One can estimate a few parameters regarding probability of life moving from planet A to planet B - e.g. how many interstellar asteroids are there, what is the velocity of said asteroids ("flux"), etc. It seems likely that asteroids are mostly bound to their local star system so not obvious what the mechanism for things to move from one star system to another.
(Score: 1, Insightful) by BlueCoffee on Tuesday December 20, @07:01AM (1 child)
Why not? Since we have no confirmed or proveable idea how life on Earth started, one idea (not theory..heh heh) is just as good as another. Magic man in the sky is just as plausable as the fantasy tale we are told that atoms of C-N-O-H and some P and S randomly combined together to create a living cell that was became self replicating,self-assembling, and joined up to creatae macro life and create organs like hearts, brains, kidneys, immune systems, endrocrinne sytems out of nothing.
I'm not in favor or disfavor of any idea of how life began on Earth, but since you want to be an expert please explain, in detail, the process of how C-N-O-H and some P and S can randomly combine together to create life. Scientists have been trying that since before test tubes were popular and...nothing. And how they can form a cell membrane or cell wall. Or all the organules that comprise a cell. Heck, even a precursor to a life, say a virus. Then explain how these cells and all lifeon earth became self-assembling by creating the most complex polymer known, DNA.

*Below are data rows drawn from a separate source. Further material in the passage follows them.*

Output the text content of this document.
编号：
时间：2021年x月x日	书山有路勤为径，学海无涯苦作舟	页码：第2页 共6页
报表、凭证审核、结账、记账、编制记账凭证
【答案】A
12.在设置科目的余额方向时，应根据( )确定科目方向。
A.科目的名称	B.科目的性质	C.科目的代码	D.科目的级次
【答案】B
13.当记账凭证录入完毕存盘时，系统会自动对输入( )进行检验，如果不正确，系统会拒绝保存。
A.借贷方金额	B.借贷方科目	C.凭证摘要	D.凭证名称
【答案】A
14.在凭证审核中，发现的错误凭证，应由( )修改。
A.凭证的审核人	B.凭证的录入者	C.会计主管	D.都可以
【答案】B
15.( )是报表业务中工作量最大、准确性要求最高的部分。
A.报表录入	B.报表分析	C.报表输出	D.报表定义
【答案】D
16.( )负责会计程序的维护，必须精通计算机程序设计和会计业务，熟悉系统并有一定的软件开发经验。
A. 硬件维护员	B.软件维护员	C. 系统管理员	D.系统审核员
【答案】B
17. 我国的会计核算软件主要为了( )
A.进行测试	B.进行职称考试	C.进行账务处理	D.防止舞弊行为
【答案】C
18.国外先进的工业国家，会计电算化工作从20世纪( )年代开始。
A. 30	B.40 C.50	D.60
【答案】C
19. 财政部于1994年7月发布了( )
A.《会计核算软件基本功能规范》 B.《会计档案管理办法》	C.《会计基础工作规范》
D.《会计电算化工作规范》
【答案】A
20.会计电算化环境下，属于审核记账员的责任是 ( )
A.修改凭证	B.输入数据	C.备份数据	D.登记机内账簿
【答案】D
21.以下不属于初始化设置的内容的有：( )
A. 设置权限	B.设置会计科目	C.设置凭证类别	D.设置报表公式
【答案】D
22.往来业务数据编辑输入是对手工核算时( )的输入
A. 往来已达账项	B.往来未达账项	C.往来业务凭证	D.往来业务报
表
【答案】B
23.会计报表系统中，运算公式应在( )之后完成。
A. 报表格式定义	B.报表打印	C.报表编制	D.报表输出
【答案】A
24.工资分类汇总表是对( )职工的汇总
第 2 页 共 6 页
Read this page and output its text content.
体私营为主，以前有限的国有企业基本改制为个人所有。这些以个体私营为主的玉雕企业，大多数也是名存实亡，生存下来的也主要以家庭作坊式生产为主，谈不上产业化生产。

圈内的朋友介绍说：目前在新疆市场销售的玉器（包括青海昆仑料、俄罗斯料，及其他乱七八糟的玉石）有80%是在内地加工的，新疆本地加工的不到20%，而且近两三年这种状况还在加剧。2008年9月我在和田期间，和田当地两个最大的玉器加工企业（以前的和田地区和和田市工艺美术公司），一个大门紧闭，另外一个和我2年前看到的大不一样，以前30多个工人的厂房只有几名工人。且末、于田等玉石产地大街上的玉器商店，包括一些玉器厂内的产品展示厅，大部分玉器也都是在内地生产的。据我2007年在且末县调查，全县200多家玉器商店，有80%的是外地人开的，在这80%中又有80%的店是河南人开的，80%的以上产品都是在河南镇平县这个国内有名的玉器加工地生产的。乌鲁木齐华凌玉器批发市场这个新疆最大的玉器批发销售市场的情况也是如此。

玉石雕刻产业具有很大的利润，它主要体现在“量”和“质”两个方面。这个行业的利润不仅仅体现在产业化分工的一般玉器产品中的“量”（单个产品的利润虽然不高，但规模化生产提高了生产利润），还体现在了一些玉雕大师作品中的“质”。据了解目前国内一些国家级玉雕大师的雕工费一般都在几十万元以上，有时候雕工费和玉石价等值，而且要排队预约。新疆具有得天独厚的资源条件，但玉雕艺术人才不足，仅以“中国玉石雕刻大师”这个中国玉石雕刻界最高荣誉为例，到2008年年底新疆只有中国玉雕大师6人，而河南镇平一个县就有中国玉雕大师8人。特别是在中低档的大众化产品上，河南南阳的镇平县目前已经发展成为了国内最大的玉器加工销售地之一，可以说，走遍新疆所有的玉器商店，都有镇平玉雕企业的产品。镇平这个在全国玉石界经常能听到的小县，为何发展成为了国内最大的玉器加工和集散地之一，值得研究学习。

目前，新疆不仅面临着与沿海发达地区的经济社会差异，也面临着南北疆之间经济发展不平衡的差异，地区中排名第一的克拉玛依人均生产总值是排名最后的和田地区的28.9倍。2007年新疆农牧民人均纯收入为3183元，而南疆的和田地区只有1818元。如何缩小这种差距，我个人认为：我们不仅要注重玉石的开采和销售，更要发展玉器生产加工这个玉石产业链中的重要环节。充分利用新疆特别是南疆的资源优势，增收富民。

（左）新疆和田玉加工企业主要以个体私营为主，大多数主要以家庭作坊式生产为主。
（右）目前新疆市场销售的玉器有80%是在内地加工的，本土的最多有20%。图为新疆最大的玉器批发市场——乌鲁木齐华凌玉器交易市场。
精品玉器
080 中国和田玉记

So called primoridal soup was nothing like soup or the goo movies portray...more like every day water with traces of dissolved minerals in it,something every human drinks every day. Think wet Mars...it's dead and always was.
(Score: 0) by Anonymous Coward on Tuesday December 20, @02:28PM
And if the Mars samples turn up signs of microbial life?
That sounds like a pretty bold statement to make, particularly if you're going to reject out of hand the observational evidence as well as experimental evidence of amino acid formation in meteorites and in the lab. Magic Man in the Sky was a lot more plausible when the universe was very very small and we were at the center of it.